A majority of Americans also support red flag laws, which would allow family members or law enforcement to petition to remove firearms from people who are believed to be a threat to themselves or others or people who have been convicted of domestic violence. (Red flag laws are especially useful in preventing suicide deaths from firearms.)

Red flag laws, also known as extreme risk protective orders, in conjunction with universal background checks (also supported by a majority of Americans) are strongly associated with reducing firearm homicides, according to the Nelson A. Rockefeller Institute of Government, a public policy think tank.
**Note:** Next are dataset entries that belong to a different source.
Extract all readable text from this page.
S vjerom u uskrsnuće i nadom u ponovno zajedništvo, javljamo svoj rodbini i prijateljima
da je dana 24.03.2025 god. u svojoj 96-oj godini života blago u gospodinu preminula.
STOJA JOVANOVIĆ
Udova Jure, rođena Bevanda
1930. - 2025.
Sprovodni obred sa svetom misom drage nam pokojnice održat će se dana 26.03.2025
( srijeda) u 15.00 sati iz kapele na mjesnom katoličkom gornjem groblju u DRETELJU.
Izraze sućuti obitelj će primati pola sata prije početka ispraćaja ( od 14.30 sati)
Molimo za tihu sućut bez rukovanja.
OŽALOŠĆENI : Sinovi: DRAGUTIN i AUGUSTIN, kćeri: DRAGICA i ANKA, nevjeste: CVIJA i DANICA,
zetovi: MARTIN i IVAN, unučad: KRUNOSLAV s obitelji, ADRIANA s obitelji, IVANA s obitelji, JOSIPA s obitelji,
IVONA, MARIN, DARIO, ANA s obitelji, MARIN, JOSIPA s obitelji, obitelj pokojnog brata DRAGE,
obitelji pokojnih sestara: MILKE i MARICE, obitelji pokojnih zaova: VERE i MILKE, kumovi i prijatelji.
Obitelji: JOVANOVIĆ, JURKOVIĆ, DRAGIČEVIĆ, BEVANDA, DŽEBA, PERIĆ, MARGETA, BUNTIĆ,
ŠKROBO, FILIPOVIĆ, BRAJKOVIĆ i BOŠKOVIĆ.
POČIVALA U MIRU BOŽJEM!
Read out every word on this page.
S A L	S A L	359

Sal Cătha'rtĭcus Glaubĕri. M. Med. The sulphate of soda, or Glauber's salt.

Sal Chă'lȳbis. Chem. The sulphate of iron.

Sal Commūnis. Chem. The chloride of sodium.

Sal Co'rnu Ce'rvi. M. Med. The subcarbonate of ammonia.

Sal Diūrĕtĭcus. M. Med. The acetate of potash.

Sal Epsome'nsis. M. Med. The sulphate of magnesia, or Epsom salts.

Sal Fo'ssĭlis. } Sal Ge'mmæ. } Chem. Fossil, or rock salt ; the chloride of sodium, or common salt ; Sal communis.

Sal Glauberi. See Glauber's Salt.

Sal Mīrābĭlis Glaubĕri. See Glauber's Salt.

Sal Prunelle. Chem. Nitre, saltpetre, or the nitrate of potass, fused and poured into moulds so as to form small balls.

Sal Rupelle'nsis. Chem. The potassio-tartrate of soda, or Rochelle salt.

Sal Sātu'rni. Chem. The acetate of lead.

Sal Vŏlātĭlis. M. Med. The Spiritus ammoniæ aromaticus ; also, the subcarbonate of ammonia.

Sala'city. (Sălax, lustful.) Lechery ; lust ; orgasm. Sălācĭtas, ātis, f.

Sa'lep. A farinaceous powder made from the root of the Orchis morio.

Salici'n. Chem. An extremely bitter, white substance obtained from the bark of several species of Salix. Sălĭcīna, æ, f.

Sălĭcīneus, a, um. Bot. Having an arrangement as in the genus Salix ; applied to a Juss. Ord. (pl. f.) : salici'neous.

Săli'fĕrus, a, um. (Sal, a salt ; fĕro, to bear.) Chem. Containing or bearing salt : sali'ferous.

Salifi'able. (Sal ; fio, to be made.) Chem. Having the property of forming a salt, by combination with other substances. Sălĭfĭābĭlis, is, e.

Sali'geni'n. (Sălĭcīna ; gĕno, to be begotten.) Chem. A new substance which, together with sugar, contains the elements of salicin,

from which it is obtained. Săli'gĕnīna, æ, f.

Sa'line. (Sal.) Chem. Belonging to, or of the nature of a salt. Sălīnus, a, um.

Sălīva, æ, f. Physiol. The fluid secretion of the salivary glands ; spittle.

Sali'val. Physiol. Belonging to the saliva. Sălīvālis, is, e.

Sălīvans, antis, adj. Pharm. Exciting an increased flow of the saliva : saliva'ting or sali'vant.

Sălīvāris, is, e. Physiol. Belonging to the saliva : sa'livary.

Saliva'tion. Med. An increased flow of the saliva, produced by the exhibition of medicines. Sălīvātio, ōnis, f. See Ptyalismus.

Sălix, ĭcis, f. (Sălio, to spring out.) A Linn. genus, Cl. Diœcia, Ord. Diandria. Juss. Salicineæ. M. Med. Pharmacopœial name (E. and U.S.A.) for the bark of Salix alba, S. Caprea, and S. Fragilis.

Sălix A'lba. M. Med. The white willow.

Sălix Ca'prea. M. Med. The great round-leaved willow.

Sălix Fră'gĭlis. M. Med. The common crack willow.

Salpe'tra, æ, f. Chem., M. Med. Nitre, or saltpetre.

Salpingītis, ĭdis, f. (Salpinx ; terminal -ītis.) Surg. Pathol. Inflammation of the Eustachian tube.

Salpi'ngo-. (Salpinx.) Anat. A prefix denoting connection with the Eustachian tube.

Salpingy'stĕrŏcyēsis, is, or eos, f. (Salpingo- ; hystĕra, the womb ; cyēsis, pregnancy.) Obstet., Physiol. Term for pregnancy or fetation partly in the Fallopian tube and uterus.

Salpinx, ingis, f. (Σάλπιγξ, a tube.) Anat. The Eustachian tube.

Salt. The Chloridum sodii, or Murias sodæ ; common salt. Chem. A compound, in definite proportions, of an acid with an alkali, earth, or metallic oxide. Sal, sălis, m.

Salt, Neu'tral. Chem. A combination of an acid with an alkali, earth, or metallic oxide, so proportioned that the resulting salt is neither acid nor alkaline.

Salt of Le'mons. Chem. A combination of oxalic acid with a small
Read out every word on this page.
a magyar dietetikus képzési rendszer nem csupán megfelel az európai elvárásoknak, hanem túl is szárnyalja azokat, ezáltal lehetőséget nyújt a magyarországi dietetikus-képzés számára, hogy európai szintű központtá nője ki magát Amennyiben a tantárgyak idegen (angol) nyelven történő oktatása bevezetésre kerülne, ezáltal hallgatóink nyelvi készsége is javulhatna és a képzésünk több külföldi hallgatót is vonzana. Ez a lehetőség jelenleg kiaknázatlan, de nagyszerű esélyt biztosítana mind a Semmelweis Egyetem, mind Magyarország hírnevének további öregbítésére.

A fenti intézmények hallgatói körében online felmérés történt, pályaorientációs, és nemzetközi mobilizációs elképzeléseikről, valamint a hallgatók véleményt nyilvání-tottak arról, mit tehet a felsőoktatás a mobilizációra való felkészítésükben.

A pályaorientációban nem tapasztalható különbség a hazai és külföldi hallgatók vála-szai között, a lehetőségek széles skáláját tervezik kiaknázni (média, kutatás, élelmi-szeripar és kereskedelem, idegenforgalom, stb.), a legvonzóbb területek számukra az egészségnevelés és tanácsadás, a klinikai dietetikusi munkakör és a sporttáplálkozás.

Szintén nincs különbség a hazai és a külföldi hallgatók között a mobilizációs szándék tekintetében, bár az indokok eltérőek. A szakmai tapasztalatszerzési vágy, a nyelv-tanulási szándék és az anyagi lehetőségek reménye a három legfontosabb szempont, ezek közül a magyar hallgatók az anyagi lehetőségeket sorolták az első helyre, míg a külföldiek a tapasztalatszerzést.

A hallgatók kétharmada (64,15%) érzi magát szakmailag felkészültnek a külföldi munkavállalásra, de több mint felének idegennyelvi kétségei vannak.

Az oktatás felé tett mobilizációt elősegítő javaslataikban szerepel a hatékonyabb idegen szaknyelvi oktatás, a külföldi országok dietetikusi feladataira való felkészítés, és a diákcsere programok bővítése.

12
Secure storage can prevent firearms from ending up in the hands of curious children — or people with violent agendas. The majority of Americans support secure storage laws. (You might be noticing a pattern here. Despite what you might hear from gun extremists, Americans really do support commonsense gun reforms. Most Americans support the Second Amendment and believe that there can be constitutional restrictions on the right to own firearms.)

Georgia’s gun laws are among the laxest in the nation. They don’t have to be. We believe that Gov. Kemp and our other elected officials value the lives of Georgians. We hope they value those lives enough to champion strong, effective reforms. The governor can immediately call for a committee to study and recommend gun reforms for the legislature to consider — and pass — when it convenes on Jan. 13.

We’ve said it before, and we will say it again:

We don’t have to live this way.

— The AJC Editorial Board

An earlier version of this editorial referred incorrectly to a bill that passed in the 2024 Georgia legislative session. This version has been updated.